ANALYSE / EVALUATION PAR LE GRECO DE L’ENGAGEMENT DES AUTORITÉS FRANÇAISES EN MATIÈRE DE PRÉVENTION DE LA CORRUPTION DES PARLEMENTAIRES, DES JUGES ET DES PROCUREURS
Le 30 janvier dernier, le Groupe d’États contre la Corruption (GRECO) a rendu publique une mise à jour de son évaluation de l’action des autorités françaises en matière de prévention de la corruption des parlementaires, des juges et des procureurs.
Au sein du Conseil de l’Europe, le GRECO a été créé en 1998 et la France en est partie prenante depuis l’origine. Le GRECO a pour mission d’évaluer l’efficacité de chaque dispositif national de lutte contre la corruption.

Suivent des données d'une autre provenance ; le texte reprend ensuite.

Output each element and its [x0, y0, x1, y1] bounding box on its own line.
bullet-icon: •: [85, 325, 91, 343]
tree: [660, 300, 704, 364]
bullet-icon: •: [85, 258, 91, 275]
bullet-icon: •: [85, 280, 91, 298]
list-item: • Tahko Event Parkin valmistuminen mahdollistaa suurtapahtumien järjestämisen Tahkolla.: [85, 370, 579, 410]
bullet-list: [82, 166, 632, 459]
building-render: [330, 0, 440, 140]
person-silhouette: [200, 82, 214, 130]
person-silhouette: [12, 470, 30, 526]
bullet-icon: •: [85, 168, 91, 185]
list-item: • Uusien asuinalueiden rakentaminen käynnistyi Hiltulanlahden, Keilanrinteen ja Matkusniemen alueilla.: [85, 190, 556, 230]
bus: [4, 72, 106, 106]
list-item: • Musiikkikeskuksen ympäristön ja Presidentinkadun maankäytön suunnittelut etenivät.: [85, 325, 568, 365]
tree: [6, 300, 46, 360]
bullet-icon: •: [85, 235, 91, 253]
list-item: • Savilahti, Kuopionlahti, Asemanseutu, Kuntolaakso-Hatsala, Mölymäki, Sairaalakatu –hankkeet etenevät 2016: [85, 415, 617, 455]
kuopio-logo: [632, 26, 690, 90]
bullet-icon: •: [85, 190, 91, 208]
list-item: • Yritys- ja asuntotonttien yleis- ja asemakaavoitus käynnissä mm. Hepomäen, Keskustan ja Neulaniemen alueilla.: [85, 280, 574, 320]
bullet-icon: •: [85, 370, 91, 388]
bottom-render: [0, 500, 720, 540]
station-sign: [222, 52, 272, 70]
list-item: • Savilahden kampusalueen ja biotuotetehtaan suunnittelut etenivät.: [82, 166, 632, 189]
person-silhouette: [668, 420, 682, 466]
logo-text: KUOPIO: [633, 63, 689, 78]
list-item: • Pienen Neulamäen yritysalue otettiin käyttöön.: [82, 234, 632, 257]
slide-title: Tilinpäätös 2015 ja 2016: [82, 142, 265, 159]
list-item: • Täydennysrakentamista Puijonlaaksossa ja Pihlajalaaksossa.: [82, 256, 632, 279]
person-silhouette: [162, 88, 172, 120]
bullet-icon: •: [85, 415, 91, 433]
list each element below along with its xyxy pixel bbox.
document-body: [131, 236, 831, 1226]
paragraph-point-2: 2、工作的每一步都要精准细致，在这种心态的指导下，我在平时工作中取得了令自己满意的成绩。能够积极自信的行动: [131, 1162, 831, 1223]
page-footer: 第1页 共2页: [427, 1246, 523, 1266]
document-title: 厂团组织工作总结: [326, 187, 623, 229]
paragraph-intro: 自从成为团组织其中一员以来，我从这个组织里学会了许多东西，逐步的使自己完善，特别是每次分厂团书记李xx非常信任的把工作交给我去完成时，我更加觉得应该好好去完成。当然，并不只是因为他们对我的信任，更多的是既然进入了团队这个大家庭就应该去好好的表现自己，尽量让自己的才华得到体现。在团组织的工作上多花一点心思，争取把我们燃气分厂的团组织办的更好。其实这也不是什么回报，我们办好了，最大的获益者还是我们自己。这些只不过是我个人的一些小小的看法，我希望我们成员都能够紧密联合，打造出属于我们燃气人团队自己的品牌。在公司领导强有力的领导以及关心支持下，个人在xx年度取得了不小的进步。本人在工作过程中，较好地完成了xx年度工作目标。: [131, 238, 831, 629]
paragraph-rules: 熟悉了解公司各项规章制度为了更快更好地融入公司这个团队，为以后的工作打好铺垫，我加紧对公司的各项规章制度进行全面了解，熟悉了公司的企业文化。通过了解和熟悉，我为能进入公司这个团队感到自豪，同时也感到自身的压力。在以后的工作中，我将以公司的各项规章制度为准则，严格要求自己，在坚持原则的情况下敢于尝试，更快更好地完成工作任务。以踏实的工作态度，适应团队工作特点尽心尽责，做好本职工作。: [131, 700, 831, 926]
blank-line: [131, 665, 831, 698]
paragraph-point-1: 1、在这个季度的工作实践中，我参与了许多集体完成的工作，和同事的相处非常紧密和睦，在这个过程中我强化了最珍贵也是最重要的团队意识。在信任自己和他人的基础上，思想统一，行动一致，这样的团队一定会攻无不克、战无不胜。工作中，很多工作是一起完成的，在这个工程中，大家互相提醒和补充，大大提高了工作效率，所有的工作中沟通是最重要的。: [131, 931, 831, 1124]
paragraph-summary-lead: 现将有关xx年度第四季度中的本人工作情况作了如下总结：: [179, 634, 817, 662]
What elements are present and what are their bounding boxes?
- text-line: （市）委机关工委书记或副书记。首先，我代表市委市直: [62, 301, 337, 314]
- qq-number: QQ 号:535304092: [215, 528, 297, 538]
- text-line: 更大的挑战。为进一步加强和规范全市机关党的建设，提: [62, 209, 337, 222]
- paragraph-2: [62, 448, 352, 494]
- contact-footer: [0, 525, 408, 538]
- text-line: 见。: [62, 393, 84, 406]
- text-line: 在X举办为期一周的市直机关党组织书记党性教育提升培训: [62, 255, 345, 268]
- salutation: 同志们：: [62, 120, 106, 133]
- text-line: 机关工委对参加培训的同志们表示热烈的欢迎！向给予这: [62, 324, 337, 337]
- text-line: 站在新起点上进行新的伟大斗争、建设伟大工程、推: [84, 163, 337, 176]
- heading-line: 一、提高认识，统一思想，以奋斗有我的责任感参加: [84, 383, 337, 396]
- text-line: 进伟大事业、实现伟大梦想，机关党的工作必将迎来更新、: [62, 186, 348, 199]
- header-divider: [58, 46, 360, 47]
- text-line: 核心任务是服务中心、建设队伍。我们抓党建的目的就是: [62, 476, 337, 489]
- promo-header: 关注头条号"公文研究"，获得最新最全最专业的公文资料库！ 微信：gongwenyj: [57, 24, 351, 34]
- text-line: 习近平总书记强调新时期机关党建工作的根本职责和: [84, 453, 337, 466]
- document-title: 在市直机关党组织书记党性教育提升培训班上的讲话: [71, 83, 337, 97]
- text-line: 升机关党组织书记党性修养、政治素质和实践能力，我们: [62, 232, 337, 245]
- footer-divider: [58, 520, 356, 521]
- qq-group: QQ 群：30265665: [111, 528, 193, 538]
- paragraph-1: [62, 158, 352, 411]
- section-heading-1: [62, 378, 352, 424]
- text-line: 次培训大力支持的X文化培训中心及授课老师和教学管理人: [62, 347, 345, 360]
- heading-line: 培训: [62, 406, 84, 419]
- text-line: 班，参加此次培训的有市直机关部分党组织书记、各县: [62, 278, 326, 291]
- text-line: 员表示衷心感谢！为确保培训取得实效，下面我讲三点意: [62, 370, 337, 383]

Ce deuxième addendum au deuxième rapport de conformité du GRECO est le rapport final qui vient conclure un processus d’évaluation approfondie de l’action des pouvoirs publics. En dix ans, la France a mis en œuvre six des onze de recommandations formulées par le GRECO en 2013.
Deux désaccords majeurs subsistent.
· Pour les parlementaires, le GRECO (comme Transparency International France) juge que le régime actuel de publicité des déclarations de patrimoine des députés et des sénateurs est un trompe-l’œil. Dix ans après le vote de la loi de 2013 sur la transparence de la vie publique, ces déclarations devraient maintenant devenir accessibles facilement et à l’ensemble du public comme le sont celles des ministres.
· Pour protéger l’indépendance des magistrats du siège, le GRECO considère que le pouvoir d’enquête administrative du garde des sceaux devrait être confié au Conseil supérieur de la magistrature. Même si les enquêtes administratives lancées par le garde des sceaux ont été au cœur de l’actualité depuis l’été 2020, Transparency International France n’a pas retenu cette préconisation.
L’évaluation méthodique et pluriannuelle de l’action des autorités françaises contre la corruption suit des cycles. Deux cycles sont actuellement en cours :
– Le 4ème cycle d’évaluation lancé en 2013 concerne la prévention de la corruption des parlementaires, des juges et des procureurs.
RECOMMANDATIONS DU GRECO RELATIVES AUX PARLEMENTAIRES
En matière parlementaire, le GRECO a formulé six recommandations en 2012. Aujourd’hui la France en met en œuvre trois de manière satisfaisante.
Le GRECO juge que le Parlement s’est doté d’un corpus déontologique, de règles de traitement des conflits d’intérêts et de procédures disciplinaires et qu’en conséquence sa recommandation a été mise en œuvre de manière satisfaisante. Le GRECO salue le contrôle des frais de mandat, mais conteste l’absence de publicité. Le GRECO juge également que les règles relatives aux cadeaux ne sont pas assez strictes.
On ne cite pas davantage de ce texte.